После разочарований и неудач 1958 года Эйзенхауэр восстановил силы, взял в руки покрепче руль управления и повел свою страну, как хороший управляющий имением, у которого развито чутье на все случаи жизни. Вскоре ведущие обозреватели газет заговорили о "новом" Эйзенхауэре как о человеке, утверждающем себя с большей силой, чем когда-либо раньше.
"Новый" Эйзенхауэр был более дружественно расположен к Советам, более готов смотреть на проблемы с их точки зрения, более настроен идти на некоторый риск, чтобы сделать первый шаг на пути к запрещению испытаний, более склонен рассмотреть вопрос о проведении встречи в верхах, чем прежде. Некоторые обозреватели связывали такую перемену с отсутствием Фостера Даллеса, но это была в лучшем случае лишь часть правды. Дело в том, что к февралю 1959 года, когда Даллес взял отпуск за свой счет, одновременно сошлись несколько факторов, которые подталкивали Эйзенхауэра к проведению встречи на высшем уровне и к некоторой форме компромисса с Советами.
Прежде всего, он учитывал, что 4 ноября 1958 года — день его последних выборов уже прошел. День следующих выборов будет днем Никсона. Это ставило Никсона в щекотливое положение — быть одновременно лояльным членом Администрации, послушным исполнителем и человеком, имеющим собственную позицию. Однако и Эйзенхауэр испытывал некоторое беспокойство, представив себе, что через два года ему придется передать президентство Никсону или — еще хуже — демократам. В случае победы оппозиции, считал Эйзенхауэр, начнется оргия растрат на оборону и социальные программы, сопровождаемая снижением налогов, — перспектива, которая ему внушала ужас.
Не мог он относиться с оптимизмом и к тому, что Никсон будет его преемником. После шести лет прохладных отношений между ними Эйзенхауэр продолжал воспринимать Никсона двояко. Он не сомневался в его лояльности, честности и даже способностях, но его беспокоили амбиции Никсона. 11 июня Уитмен пометила в своем дневнике, что Эйзенхауэр завтракал вместе с Никсоном. Вице-президент спросил Президента, пригласит ли он нескольких друзей Никсона — все очень богатые люди, склонные к пожертвованиям, — на уик-энд, во время которого предполагались прогулка на яхте, принадлежащей военно-морскому флоту, и игра в гольф в Квантико. Эйзенхауэр, который очень гордился тем, что не смешивал политику и светскую жизнь (хотя, конечно, он это делал), ответил резким отказом. Позднее Президент сказал Уитмен: "Это ужасно, когда люди становятся политическими честолюбцами"*1.

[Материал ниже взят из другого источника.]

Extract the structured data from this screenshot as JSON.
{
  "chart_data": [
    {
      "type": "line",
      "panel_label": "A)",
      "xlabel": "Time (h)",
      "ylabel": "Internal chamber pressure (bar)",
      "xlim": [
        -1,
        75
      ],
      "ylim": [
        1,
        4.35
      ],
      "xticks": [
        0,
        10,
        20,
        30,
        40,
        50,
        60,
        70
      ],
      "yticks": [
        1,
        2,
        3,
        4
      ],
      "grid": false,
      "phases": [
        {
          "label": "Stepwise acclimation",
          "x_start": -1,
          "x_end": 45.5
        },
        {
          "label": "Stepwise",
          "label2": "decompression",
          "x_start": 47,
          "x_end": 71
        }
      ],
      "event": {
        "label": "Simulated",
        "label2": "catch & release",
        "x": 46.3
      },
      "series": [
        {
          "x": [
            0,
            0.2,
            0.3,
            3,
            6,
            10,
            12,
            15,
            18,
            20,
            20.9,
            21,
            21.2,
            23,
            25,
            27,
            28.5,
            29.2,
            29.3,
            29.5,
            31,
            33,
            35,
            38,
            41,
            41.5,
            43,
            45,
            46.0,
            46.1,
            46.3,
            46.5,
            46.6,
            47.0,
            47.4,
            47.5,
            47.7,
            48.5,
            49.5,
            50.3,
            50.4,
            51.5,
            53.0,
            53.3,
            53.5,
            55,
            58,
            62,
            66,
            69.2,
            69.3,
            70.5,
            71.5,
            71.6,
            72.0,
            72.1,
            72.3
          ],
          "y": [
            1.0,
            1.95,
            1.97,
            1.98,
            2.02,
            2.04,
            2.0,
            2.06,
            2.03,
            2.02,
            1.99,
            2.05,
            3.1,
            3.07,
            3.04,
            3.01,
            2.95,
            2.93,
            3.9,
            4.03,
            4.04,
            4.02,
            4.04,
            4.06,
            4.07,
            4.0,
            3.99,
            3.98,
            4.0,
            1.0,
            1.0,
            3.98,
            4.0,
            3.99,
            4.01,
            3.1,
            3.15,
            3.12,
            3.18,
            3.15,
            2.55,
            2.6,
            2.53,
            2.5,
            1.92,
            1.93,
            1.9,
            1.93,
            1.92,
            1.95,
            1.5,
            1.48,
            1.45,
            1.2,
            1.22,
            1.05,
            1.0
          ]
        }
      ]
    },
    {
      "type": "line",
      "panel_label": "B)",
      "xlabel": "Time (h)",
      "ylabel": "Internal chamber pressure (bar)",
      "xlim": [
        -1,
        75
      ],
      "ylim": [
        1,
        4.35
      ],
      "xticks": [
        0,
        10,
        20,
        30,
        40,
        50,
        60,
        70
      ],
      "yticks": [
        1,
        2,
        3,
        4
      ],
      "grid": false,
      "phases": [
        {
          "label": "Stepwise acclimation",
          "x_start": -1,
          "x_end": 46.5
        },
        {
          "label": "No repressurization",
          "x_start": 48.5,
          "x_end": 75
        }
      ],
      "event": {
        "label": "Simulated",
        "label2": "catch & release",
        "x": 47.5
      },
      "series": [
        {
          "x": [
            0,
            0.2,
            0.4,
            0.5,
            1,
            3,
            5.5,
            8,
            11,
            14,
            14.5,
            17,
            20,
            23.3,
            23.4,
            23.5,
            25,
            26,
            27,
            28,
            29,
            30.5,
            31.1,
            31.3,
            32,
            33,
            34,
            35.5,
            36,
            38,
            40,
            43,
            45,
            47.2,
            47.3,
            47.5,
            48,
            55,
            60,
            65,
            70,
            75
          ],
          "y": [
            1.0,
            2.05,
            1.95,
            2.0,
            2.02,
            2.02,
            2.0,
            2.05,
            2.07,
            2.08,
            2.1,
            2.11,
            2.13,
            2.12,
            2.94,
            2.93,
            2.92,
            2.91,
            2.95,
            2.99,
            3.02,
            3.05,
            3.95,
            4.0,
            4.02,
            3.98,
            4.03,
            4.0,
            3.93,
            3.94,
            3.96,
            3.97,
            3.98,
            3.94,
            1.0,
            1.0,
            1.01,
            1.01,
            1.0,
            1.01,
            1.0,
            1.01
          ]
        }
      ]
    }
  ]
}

Другая проблема в их взаимоотношениях — стремление Никсона делать больше, быть больше на виду, нести больше ответственности, чему Эйзенхауэр препятствовал. Но главное, почему были невозможны тесные отношения между ними, это различие во взглядах, что считать наиболее важным. Положение Никсона заставило его сконцентрировать все свое внимание и энергию на выборах 1960 года; положение Эйзенхауэра — сосредоточиться на тех проблемах, которые он смог решить на своем посту за последние два года. Ирония ситуации заключалась в том, что Никсон должен был принимать решения, исходя из краткосрочных интересов, ограниченных сроком выборов, в то время как остающиеся у Эйзенхауэра последние два года вынуждали его ориентироваться на долгосрочную перспективу. Целью Никсона были голоса избирателей. Цели Эйзенхауэра — прочный мир, запрет ядерных испытаний, разоружение, урегулирование спорных вопросов.
10 ноября 1958 года Хрущев объявил о своем намерении подписать как можно скорее мирный договор с Восточной Германией. Как считал Хрущев, эта акция будет означать прекращение прав союзников в Западном Берлине. По убеждению Эйзенхауэра, ничего подобного произойти не может, поскольку права союзников находиться в Берлине основывались на соглашениях военного времени, заключенных в Ялте, и никакого отношения не имели к Восточной Германии, режим которой союзники не признавали.
Хрущев установил крайний срок — 27 мая 1959 года. Если союзники не согласятся на проведение переговоров о выводе своих войск из Берлина к этой дате, то он подпишет договор с восточными немцами, и тогда союзники будут вынуждены силой пробиваться к Западному Берлину, так как договора с Восточной Германией у них нет.
Эйзенхауэр был уверен, что Хрущев блефует и что он отступит, если союзники сохранят твердость. Хрущев хотел проведения встречи на высшем уровне, чтобы обсудить вопрос о Берлине. Эйзенхауэр был против. Чтобы затормозить такое развитие событий, Эйзенхауэр настаивал на предварительной встрече на уровне министров иностранных дел — пусть вначале министры достигнут некоторого прогресса в разрешении спорных вопросов.